Douglas A. McIntyre is the co-founder, chief executive officer and editor in chief of 24/7 Wall St. and 24/7 Tempo. He has held these jobs since 2006.

McIntyre has written thousands of articles for 24/7 Wall St. He is an expert on corporate finance, the automotive industry, media companies and international finance. He has edited articles on national demographics, sports, personal income and travel.

His work has been quoted or mentioned in The New York Times, The Wall Street Journal, Los Angeles Times, The Washington Post, NBC News, Time, The New Yorker, HuffPost USA Today, Business Insider, Yahoo, AOL, MarketWatch, The Atlantic, Bloomberg, New York Post, Chicago Tribune, Forbes, The Guardian and many other major publications. McIntyre has been a guest on CNBC, the BBC and television and radio stations across the country.

A magna cum laude graduate of Harvard College, McIntyre also was president of The Harvard Advocate. Founded in 1866, the Advocate is the oldest college publication in the United States.

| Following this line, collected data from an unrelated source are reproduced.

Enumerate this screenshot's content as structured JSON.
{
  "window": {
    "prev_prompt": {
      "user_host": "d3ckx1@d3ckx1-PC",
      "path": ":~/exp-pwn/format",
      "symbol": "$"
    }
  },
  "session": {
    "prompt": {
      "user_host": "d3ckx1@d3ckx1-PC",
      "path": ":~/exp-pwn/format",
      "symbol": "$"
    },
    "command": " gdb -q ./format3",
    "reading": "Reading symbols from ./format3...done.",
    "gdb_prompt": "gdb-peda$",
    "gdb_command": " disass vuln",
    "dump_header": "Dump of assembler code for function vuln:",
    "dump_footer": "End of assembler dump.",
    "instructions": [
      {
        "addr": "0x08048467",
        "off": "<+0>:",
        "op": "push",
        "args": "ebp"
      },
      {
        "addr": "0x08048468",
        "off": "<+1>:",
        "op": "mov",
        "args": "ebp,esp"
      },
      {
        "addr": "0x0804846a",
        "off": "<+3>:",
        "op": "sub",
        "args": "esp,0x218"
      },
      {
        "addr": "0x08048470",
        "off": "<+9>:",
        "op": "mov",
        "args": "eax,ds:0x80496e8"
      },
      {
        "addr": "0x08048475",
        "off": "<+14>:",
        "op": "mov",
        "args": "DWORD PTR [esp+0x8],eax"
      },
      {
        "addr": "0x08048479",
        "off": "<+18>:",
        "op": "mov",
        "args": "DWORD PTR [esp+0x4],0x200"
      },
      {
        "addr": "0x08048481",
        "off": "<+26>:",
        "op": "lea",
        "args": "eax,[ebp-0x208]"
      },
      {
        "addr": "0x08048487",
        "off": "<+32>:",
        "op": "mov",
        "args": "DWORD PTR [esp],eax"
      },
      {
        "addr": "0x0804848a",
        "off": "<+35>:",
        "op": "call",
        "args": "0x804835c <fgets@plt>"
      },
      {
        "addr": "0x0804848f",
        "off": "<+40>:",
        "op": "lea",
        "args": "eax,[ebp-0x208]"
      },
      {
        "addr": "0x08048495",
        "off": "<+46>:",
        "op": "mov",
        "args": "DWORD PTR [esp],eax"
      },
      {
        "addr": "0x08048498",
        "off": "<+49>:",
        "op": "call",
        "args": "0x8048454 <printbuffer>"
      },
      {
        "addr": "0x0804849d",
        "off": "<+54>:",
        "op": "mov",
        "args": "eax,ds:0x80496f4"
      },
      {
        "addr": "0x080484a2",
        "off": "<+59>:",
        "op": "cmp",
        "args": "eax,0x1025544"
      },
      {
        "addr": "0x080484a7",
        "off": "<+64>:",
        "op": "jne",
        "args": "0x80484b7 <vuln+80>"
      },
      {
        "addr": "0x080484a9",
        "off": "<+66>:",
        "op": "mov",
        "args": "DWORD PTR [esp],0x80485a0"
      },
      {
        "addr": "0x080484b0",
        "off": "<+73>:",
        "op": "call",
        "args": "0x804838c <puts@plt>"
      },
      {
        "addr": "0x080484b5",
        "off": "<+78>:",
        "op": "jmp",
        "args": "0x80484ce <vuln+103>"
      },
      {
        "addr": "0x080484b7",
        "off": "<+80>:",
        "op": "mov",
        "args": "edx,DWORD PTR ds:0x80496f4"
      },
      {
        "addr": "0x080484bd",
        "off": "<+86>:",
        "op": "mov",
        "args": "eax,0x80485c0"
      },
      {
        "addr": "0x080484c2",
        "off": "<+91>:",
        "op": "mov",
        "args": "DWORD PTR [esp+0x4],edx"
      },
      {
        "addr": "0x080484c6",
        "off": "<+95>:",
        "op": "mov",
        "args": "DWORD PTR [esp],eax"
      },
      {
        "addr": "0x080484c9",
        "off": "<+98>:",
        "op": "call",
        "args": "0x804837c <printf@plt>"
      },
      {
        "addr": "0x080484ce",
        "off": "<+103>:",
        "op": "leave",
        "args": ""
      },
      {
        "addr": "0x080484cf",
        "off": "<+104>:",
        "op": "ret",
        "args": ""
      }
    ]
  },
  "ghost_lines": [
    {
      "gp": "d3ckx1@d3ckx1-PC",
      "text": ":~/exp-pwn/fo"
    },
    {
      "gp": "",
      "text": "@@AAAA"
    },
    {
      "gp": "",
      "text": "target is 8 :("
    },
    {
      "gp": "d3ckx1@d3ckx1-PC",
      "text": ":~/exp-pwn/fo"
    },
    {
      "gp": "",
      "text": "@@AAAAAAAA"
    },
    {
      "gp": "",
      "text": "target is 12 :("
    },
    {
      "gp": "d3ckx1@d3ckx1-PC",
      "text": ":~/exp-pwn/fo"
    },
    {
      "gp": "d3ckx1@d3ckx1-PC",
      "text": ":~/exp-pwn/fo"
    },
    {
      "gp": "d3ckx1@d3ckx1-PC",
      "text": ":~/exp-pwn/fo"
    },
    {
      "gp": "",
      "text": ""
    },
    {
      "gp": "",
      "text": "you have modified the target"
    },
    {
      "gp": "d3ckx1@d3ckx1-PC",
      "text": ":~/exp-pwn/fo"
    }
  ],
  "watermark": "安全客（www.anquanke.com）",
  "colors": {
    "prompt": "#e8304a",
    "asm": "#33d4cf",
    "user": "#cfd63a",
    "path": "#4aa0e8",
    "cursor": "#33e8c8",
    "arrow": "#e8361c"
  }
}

TheStreet.com, Comps.com and Edgar Online are some of the public companies for which McIntyre served on the board of directors. He was a Vicinity Corporation board member when the company was sold to Microsoft in 2002. He served on the audit committees of some of these companies.

McIntyre has been the CEO of FutureSource, a provider of trading terminals and news to commodities and futures traders. He was president of Switchboard, the online phone directory company. He served as chairman and CEO of On2 Technologies, the video compression company that provided video compression software for Adobe’s Flash. Google bought On2 in 2009.